Six feet away, my reflection blinked at me from the round mirror fixed in the tiny foyer at the bottom of the stairs. From my spot in the sitting room, I could just see my flushed face staring back at me, miserable, tired, and covered in a fine sheen of sweat. My thick riot of curls was partially still up in a messy bun at the top of head. A few strands had slipped free to tangle with my gold hoops and tickle my shoulders, but the majority stayed in place. I had decided against makeup that morning and it had been the right decision.

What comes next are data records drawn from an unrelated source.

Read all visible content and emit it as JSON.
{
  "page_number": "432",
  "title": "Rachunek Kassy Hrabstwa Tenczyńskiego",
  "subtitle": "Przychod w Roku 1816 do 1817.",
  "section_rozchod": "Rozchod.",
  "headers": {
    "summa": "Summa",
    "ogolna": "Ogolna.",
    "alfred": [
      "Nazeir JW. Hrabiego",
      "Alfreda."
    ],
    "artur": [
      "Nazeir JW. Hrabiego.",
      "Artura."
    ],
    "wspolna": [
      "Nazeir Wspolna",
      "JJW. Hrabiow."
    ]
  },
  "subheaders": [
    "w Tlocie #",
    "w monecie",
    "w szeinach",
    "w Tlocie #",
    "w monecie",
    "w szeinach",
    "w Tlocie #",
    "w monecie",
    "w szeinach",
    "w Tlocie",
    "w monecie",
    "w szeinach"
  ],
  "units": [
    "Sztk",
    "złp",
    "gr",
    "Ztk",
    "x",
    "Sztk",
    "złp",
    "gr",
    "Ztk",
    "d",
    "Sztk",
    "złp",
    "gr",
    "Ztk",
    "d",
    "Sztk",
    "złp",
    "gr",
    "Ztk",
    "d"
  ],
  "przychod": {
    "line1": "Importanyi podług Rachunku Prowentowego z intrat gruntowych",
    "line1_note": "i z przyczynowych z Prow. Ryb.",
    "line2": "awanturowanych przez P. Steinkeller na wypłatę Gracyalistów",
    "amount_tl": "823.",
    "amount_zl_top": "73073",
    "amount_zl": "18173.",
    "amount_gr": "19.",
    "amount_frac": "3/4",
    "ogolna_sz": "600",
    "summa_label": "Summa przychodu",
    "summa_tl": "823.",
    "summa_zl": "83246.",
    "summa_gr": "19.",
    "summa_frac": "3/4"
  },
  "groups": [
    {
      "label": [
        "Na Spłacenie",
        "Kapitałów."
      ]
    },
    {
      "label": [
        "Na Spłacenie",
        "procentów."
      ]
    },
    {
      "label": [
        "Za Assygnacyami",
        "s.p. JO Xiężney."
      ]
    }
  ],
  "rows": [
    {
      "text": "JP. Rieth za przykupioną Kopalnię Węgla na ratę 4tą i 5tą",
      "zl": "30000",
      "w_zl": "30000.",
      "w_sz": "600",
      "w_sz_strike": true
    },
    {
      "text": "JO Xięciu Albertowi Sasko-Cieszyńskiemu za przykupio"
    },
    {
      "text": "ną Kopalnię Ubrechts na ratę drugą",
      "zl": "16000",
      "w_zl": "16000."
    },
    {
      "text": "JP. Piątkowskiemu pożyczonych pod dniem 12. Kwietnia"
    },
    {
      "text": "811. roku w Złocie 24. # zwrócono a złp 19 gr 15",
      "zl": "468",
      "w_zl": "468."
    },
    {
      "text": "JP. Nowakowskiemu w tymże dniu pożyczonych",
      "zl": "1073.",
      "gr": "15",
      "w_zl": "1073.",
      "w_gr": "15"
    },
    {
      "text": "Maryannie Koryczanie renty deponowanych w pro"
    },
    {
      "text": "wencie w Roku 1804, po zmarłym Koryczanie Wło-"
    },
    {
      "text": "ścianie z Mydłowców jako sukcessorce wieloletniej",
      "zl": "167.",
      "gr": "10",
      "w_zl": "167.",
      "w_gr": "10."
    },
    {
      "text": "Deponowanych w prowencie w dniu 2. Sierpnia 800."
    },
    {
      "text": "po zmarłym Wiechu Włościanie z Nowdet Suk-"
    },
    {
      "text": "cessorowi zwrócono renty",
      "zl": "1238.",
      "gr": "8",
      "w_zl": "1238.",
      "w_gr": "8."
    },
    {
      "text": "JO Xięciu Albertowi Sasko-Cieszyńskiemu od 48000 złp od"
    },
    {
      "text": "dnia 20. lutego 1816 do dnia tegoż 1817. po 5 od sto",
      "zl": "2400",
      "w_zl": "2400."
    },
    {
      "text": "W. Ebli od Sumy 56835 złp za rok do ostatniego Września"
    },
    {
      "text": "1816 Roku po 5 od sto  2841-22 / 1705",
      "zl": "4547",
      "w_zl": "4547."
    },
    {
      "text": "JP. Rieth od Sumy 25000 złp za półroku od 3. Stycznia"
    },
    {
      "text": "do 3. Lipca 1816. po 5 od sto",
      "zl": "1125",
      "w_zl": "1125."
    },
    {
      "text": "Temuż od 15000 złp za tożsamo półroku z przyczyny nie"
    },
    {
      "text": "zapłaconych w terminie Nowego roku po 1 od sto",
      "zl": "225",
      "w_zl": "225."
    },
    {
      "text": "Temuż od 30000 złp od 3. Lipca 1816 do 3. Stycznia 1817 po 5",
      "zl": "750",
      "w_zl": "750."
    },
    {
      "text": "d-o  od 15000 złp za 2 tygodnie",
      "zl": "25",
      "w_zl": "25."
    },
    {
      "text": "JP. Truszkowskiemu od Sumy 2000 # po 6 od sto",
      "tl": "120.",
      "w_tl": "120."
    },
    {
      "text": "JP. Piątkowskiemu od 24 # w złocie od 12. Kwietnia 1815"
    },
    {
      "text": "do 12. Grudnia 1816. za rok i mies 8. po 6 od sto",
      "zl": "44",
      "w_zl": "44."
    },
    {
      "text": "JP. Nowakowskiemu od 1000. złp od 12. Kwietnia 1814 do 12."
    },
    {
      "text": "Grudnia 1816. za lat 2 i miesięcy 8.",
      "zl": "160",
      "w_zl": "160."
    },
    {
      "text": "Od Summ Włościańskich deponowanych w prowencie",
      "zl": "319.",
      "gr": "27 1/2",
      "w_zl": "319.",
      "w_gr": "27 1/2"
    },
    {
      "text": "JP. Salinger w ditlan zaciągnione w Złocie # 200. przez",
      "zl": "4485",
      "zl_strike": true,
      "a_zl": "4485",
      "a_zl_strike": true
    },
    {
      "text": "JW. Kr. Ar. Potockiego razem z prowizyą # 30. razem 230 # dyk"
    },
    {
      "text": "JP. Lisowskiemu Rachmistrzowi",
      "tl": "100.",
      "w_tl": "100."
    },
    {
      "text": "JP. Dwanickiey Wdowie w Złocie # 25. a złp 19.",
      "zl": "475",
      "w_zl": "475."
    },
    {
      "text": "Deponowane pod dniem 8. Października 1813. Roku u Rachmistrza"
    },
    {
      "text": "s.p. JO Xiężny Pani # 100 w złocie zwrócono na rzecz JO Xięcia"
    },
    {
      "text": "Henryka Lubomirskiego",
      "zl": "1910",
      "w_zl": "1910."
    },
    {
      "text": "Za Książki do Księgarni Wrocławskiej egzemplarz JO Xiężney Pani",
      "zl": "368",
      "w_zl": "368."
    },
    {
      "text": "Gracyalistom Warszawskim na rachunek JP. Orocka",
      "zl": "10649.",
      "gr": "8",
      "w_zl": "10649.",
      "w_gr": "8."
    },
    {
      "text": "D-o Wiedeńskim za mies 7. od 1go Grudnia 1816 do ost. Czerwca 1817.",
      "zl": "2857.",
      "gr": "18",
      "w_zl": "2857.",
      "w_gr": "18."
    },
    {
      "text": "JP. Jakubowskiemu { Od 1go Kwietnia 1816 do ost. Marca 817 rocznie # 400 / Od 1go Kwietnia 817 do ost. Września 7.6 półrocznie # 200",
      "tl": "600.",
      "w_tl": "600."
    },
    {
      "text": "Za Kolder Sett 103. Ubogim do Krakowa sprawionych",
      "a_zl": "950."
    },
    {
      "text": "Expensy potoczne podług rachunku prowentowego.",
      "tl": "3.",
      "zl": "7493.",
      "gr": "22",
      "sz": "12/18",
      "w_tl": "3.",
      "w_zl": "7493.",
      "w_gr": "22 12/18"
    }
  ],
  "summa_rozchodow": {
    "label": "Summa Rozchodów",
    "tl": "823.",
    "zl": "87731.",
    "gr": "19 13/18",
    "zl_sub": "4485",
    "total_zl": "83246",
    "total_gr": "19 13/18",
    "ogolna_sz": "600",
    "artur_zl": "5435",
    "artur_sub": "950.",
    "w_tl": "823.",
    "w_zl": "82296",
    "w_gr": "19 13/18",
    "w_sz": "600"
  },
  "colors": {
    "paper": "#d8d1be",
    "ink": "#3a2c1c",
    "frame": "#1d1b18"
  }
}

Last thing I needed was to have mascara streaking down my face with the sweat, especially on that day of all days.

It was payday … and not the good kind. Today was the day we had to pay for our lives, for living in our homes, in our community. It was a chunk of money most of us didn’t have but to not pay meant becoming an example of what happened to people who didn’t pay.

Eduardo Bernardo wasn’t a merciful man. He didn’t care that my parents worked two jobs each or that I gave up on my life to help them make ends meet. He only understood money. The thugs and criminals that worked for him were worse.

But we got lucky. Nero and Davien were never as bad as the ones who ran the other blocks. They weren’t fuzzy bunnies by any accounts, but they protected us. They kept the other collectors from our doors, kept the soldiers from our schools and children. We’d heard stories of the other blocks and their collectors, vicious, rabid monsters who took whatever they wanted, especially the girls. Neither Davien nor Nero had ever taken more than the money owed to Eduardo. Not that that made them saints, but it made them decent, in my books.